O grupo, que conta com membros no Conselho Superior do FC Porto, como Miguel Brás da Cunha e Luís Folhadela, enviou um comunicado a André Villas-Boas, bem como a António Tavares, Presidente da Mesa da Assembleia Geral e do Conselho Superior. No centro da controvérsia estão as “declarações atentatórias ao bom nome e honra do FC Porto, e do seu Presidente da Direção, proferidas pelo presidente da direção do Sporting Clube de Portugal”. O comunicado expressa total solidariedade com o presidente do FC Porto e reitera um pedido que já havia sido feito há cerca de um ano, “na sequência do comportamento e declarações do senhor Varandas relativamente às exéquias do Presidente Honorário do Futebol Clube do Porto, Jorge Nuno Pinto da Costa – para que sejam cortadas, de imediato, todas as relações institucionais com o Sporting Clube de Portugal”.

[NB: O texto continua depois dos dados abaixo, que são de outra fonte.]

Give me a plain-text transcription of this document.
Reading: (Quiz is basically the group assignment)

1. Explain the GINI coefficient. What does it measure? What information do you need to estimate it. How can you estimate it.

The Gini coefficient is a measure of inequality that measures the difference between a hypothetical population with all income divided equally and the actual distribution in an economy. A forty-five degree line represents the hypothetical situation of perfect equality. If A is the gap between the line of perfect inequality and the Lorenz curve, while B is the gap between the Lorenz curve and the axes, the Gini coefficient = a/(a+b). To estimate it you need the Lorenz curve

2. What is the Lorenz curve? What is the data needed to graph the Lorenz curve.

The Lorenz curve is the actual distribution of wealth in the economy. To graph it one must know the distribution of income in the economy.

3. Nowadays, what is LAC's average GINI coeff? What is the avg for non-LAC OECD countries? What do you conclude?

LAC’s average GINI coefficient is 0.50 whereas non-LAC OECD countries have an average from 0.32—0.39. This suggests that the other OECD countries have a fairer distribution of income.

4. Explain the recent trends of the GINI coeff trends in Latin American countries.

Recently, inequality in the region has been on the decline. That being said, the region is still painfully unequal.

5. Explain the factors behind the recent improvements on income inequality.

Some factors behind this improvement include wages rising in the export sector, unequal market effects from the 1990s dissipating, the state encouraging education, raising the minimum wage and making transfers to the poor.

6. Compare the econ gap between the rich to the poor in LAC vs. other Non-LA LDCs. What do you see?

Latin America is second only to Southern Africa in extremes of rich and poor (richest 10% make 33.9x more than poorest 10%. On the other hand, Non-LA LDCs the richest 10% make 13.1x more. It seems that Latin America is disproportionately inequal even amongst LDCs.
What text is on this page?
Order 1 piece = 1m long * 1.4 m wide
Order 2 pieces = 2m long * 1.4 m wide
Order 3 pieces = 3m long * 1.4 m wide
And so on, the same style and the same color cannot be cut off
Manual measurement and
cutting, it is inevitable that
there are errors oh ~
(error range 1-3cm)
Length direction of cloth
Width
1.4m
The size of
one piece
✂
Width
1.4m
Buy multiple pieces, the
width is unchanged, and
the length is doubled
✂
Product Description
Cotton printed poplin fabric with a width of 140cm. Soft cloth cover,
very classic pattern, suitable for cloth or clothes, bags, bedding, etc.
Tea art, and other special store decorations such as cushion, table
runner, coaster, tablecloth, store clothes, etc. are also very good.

A tensão entre os dois clubes escalou após o jogo da Taça de Portugal, que o Sporting venceu. Frederico Varandas não poupou críticas a Villas-Boas, afirmando: “A deselegância, porque foi treinador, fez conferências de imprensa, e não se interrompe um treinador. Ele não quer ouvir. Quer construir-se a narrativa... Sabem porquê? Agora vamos fazer o Suárez de bode expiatório. Sabem porquê? Vejo o presidente do FC Porto com muito medo, porque é treinador”. Varandas continuou as suas críticas: “Vejo uma equipa que lidera o campeonato, mas que nem sabe como lidera e estão com medo. Então o Suárez tem de apanhar quatro jogos. 'Tive na China'. Nessa república democrática, um país democrático. Mas perguntaram-lhe se punha vídeos a condicionar árbitros? Se calhar levava 40 jogos de castigo”. O presidente leonino ainda classificou o seu homólogo portista como “mentiroso”: “Quero perceber é, quantos jogos é que um clube devia apanhar por condicionar um árbitro, transmitir vídeos no balneário até dos infantis. Vamos pôr tudo na mesma balança. Que castigo devia haver para dar ordens para tirarem as bolas. O presidente do FC Porto mente. É mentiroso. Mas é muito pequeno para a entidade e clube que governa. Vou-lhe voltar a dizer: não tem dimensão ética para ser dirigente de um clube da dimensão do FC Porto”. Perante este cenário, o grupo de sócios apela a que “o Conselho Superior, com carácter de urgência, faça sentir a toda a massa associativa e aos adeptos do nosso Clube o seu total empenho na luta pela defesa do bom nome e dos valores do Futebol Clube do Porto.”